Introduction
« «Nous mettons en péril notre avenir» : 15.000 scientifiques alertent sur l’état de la planète » (LeFigaro, 13/11/17), « Avertissement de plus de 15.000 scientifiques face à la dégradation de la planète » (Europe1, 13/11/17), « Le cri d’alarme de quinze mille scientifiques sur l’état de la planète » (LeMonde, 13/11/17) », « Plus de 15 000 scientifiques lancent un ultime avertissement à l’humanité qui court à sa perte » (notre-planete.com, 14/11/17), « Du jamais-vu: 15 000 scientifiques s’unissent face à la dégradation de la planète » (letemps.ch, 13/11/17). Tels sont les gros titres parus ces derniers jours sur la toile et dans les journaux. Nous allons alors tenter ici de décortiquer l’« avertissement des scientifiques du monde à l’humanité : deuxième appel »
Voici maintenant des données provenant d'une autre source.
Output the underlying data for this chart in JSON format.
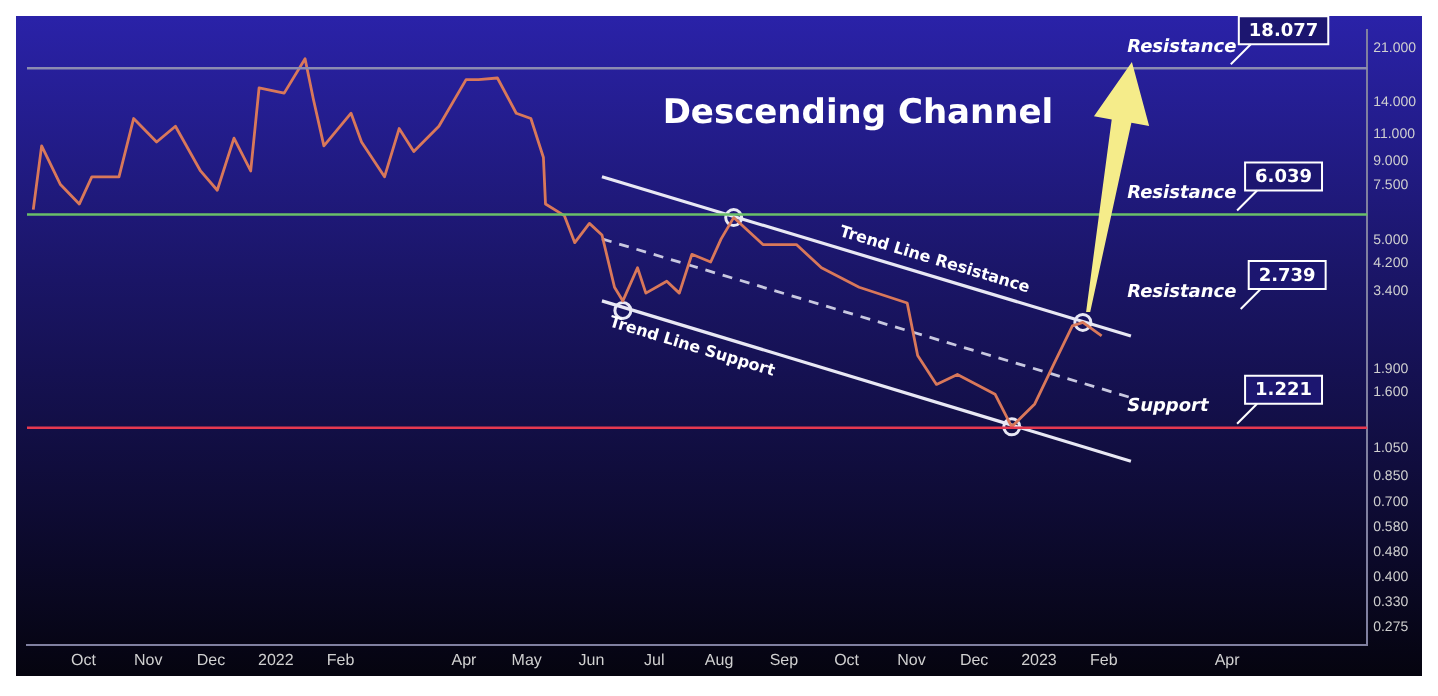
{
  "chart_data": {
    "type": "line",
    "title": "Descending Channel",
    "series": [
      {
        "name": null,
        "color": "#d9785a",
        "x": [
          "2021-09-07",
          "2021-09-11",
          "2021-09-20",
          "2021-09-29",
          "2021-10-05",
          "2021-10-18",
          "2021-10-25",
          "2021-11-05",
          "2021-11-14",
          "2021-11-26",
          "2021-12-04",
          "2021-12-12",
          "2021-12-20",
          "2021-12-24",
          "2022-01-05",
          "2022-01-15",
          "2022-01-19",
          "2022-01-24",
          "2022-02-06",
          "2022-02-11",
          "2022-02-22",
          "2022-03-01",
          "2022-03-08",
          "2022-03-20",
          "2022-04-02",
          "2022-04-08",
          "2022-04-17",
          "2022-04-26",
          "2022-05-03",
          "2022-05-09",
          "2022-05-10",
          "2022-05-19",
          "2022-05-24",
          "2022-05-31",
          "2022-06-06",
          "2022-06-12",
          "2022-06-16",
          "2022-06-23",
          "2022-06-27",
          "2022-07-07",
          "2022-07-13",
          "2022-07-19",
          "2022-07-28",
          "2022-08-02",
          "2022-08-08",
          "2022-08-22",
          "2022-09-07",
          "2022-09-19",
          "2022-10-07",
          "2022-10-30",
          "2022-11-04",
          "2022-11-13",
          "2022-11-23",
          "2022-12-11",
          "2022-12-19",
          "2022-12-30",
          "2023-01-08",
          "2023-01-17",
          "2023-01-22",
          "2023-01-31"
        ],
        "values": [
          6.26,
          10.1,
          7.56,
          6.53,
          8.01,
          8.01,
          12.4,
          10.4,
          11.7,
          8.37,
          7.24,
          10.7,
          8.37,
          15.6,
          15.0,
          19.4,
          14.3,
          10.1,
          12.9,
          10.4,
          8.01,
          11.5,
          9.68,
          11.7,
          16.6,
          16.6,
          16.8,
          12.9,
          12.4,
          9.26,
          6.53,
          5.99,
          4.89,
          5.65,
          5.18,
          3.5,
          3.16,
          4.05,
          3.35,
          3.66,
          3.35,
          4.48,
          4.23,
          5.03,
          5.9,
          4.82,
          4.82,
          4.05,
          3.5,
          3.11,
          2.1,
          1.69,
          1.82,
          1.57,
          1.23,
          1.46,
          1.96,
          2.62,
          2.69,
          2.43
        ]
      },
      {
        "type": "line",
        "name": "Trend Line Resistance",
        "color": "#e8e8f4",
        "x": [
          "2022-06-06",
          "2023-02-14"
        ],
        "values": [
          8.01,
          2.43
        ]
      },
      {
        "type": "line",
        "name": null,
        "color": "#c8c8e0",
        "line_style": "dashed",
        "x": [
          "2022-06-06",
          "2023-02-14"
        ],
        "values": [
          5.03,
          1.53
        ]
      },
      {
        "type": "line",
        "name": "Trend Line Support",
        "color": "#e8e8f4",
        "x": [
          "2022-06-06",
          "2023-02-14"
        ],
        "values": [
          3.16,
          0.95
        ]
      },
      {
        "type": "scatter",
        "name": null,
        "color": "#e8e8f4",
        "marker": "circle",
        "x": [
          "2022-06-16",
          "2022-08-08",
          "2022-12-19",
          "2023-01-22"
        ],
        "values": [
          2.94,
          5.9,
          1.23,
          2.69
        ]
      }
    ],
    "xlim": [
      "2021-09-04",
      "2023-06-07"
    ],
    "xticks": [
      {
        "value": "2021-10-01",
        "label": "Oct"
      },
      {
        "value": "2021-11-01",
        "label": "Nov"
      },
      {
        "value": "2021-12-01",
        "label": "Dec"
      },
      {
        "value": "2022-01-01",
        "label": "2022"
      },
      {
        "value": "2022-02-01",
        "label": "Feb"
      },
      {
        "value": "2022-04-01",
        "label": "Apr"
      },
      {
        "value": "2022-05-01",
        "label": "May"
      },
      {
        "value": "2022-06-01",
        "label": "Jun"
      },
      {
        "value": "2022-07-01",
        "label": "Jul"
      },
      {
        "value": "2022-08-01",
        "label": "Aug"
      },
      {
        "value": "2022-09-01",
        "label": "Sep"
      },
      {
        "value": "2022-10-01",
        "label": "Oct"
      },
      {
        "value": "2022-11-01",
        "label": "Nov"
      },
      {
        "value": "2022-12-01",
        "label": "Dec"
      },
      {
        "value": "2023-01-01",
        "label": "2023"
      },
      {
        "value": "2023-02-01",
        "label": "Feb"
      },
      {
        "value": "2023-04-01",
        "label": "Apr"
      }
    ],
    "log": true,
    "ylim": [
      0.24,
      24
    ],
    "yticks": [
      {
        "value": 21,
        "label": "21.000"
      },
      {
        "value": 14,
        "label": "14.000"
      },
      {
        "value": 11,
        "label": "11.000"
      },
      {
        "value": 9,
        "label": "9.000"
      },
      {
        "value": 7.5,
        "label": "7.500"
      },
      {
        "value": 5,
        "label": "5.000"
      },
      {
        "value": 4.2,
        "label": "4.200"
      },
      {
        "value": 3.4,
        "label": "3.400"
      },
      {
        "value": 1.9,
        "label": "1.900"
      },
      {
        "value": 1.6,
        "label": "1.600"
      },
      {
        "value": 1.05,
        "label": "1.050"
      },
      {
        "value": 0.85,
        "label": "0.850"
      },
      {
        "value": 0.7,
        "label": "0.700"
      },
      {
        "value": 0.58,
        "label": "0.580"
      },
      {
        "value": 0.48,
        "label": "0.480"
      },
      {
        "value": 0.4,
        "label": "0.400"
      },
      {
        "value": 0.33,
        "label": "0.330"
      },
      {
        "value": 0.275,
        "label": "0.275"
      }
    ],
    "ref_lines": [
      {
        "axis": "y",
        "value": 18.077,
        "label": "Resistance",
        "color": "#8c8cb0"
      },
      {
        "axis": "y",
        "value": 6.039,
        "label": "Resistance",
        "color": "#6abf69"
      },
      {
        "axis": "y",
        "value": 1.221,
        "label": "Support",
        "color": "#e53950"
      }
    ],
    "annotations": [
      {
        "text": "18.077",
        "x": "2023-04-28",
        "y": 18.077
      },
      {
        "text": "6.039",
        "x": "2023-04-28",
        "y": 6.039
      },
      "Resistance",
      "2.739",
      {
        "text": "1.221",
        "x": "2023-04-28",
        "y": 1.221
      }
    ],
    "grid": false,
    "legend": false
  }
}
Un appel qui fait suite à l’appel de 1992
En 1992, l’Union of Concerned Scientists a lancé son premier appel, l’Avertissement des scientifiques du monde à l’humanité » (le World Scientists’ Warning to Humanity), quant à la situation de dégradation de l’environnement. Avec 1 700 signataires du monde scientifique, un avertissement est entendu « un grand changement dans notre gestion de la Terre et la vie sur celle-ci est exigé, si une énorme misère humaine doit être évitée » (« a great change in our stewardship of the Earth and the life on it is required, if vast human misery is to be avoided. »). C’est dans un contexte de grands questionnements sur le développement durable et la protection de l’environnement que cet appel est lancé. Une période marquée par le sommet de la Terre à Rio de Janeiro, connue également sous le nom de conférence des Nations-Unies sur l’environnement et le développement, durant lequel les enjeux liés au développement durable sont discutés et des dispositifs sont adoptés dans ce sens.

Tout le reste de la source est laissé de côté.